The various stages of education in the UK are categorized into basic education, secondary education, further education and higher education. Children are expected to learn their primary and secondary education around 5 to 16 years.
This system has 4 key stages. Stage one education is generally between 5-7 years, second stage is between 7-11 years, stage three is between 11-14 years and stage four is between 14 and 16 years. Stage one and two are treated by primary schools while three and four are treated by secondary schools.
Each student is evaluated based on their performance at the end of this stage. The most important evaluation is that at that time, a student completes his high school. After this stage, at the age of 16, a student is allowed to choose further education or begin his work.
After completing GCSE, UK students have several options to choose from where students complete their A-levels. A British student who plans to take tertiary education at a college or university must complete further education before they proceed to their A level, BTEC qualifications, GNVQ and others (which are widely referred to as Vocational programs).
With 100 universities offering various degree programs for UK and overseas students, the country offers great opportunities both for and after education. Most courses in the UK run for three years while today sandwich courses that last for four years are increasingly popular. Professional degrees such as medicine, law and veterinary medicine can take up to five years.
Each level or stage of education has different entry requirements that must be met by students in order to be eligible. The first and foremost requirement, especially in the case of foreign students is English. Doing the TOEFL, IELTS and UCLES tests and passing out on one of them would be good enough.
The entrance to the GSCE, which you take, depends on the school you choose because you generally have to register with these schools. The A-level entry requirements also depend on the school you choose because independent private schools have different norms. The entry requirements for vocational courses are quite strong in your English skills. Here again some schools may have special requirements.

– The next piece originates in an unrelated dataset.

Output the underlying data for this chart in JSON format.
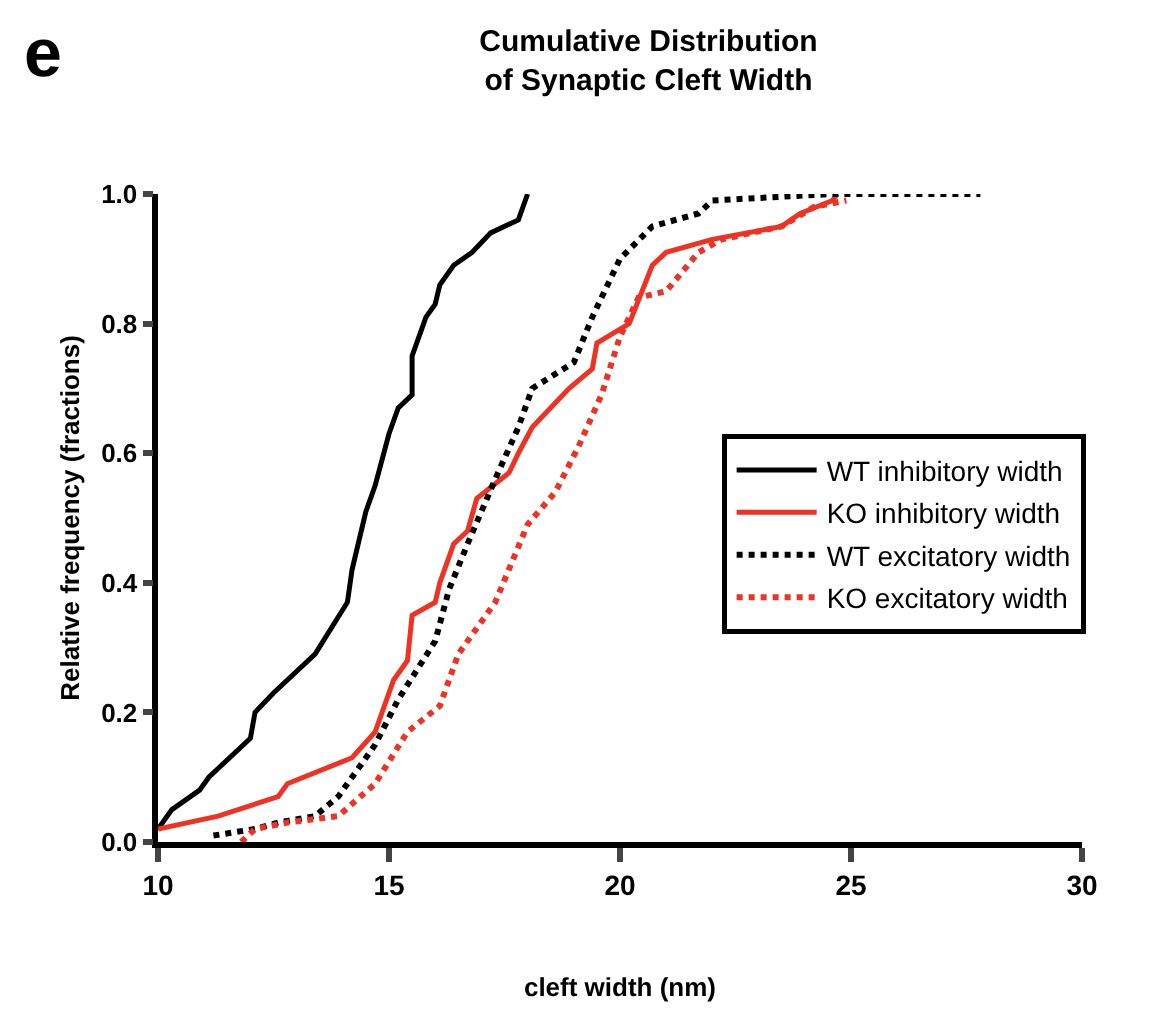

University entry requirements depend on the course of study you are taking. Most degree programs require graduation at A-level with a number of universities that require certain grades for eligibility. An international student can enter the university without graduating level A or reaching the UK education system but must have a certain level of credential points as required by the study program or university.
UCAS (University Admissions Services and Colleges) handles all application services for universities and will detail eligibility criteria, opening dates, fee structures, duration and other details on each program offered.
The education system in Scotland is different and does not always have all the information provided above.
“On the education of the people of this country, the fate of this country depends – Benjamin Disraeli”. Taking education in a noble country like England is as great as trying to visit the Moon for a picnic.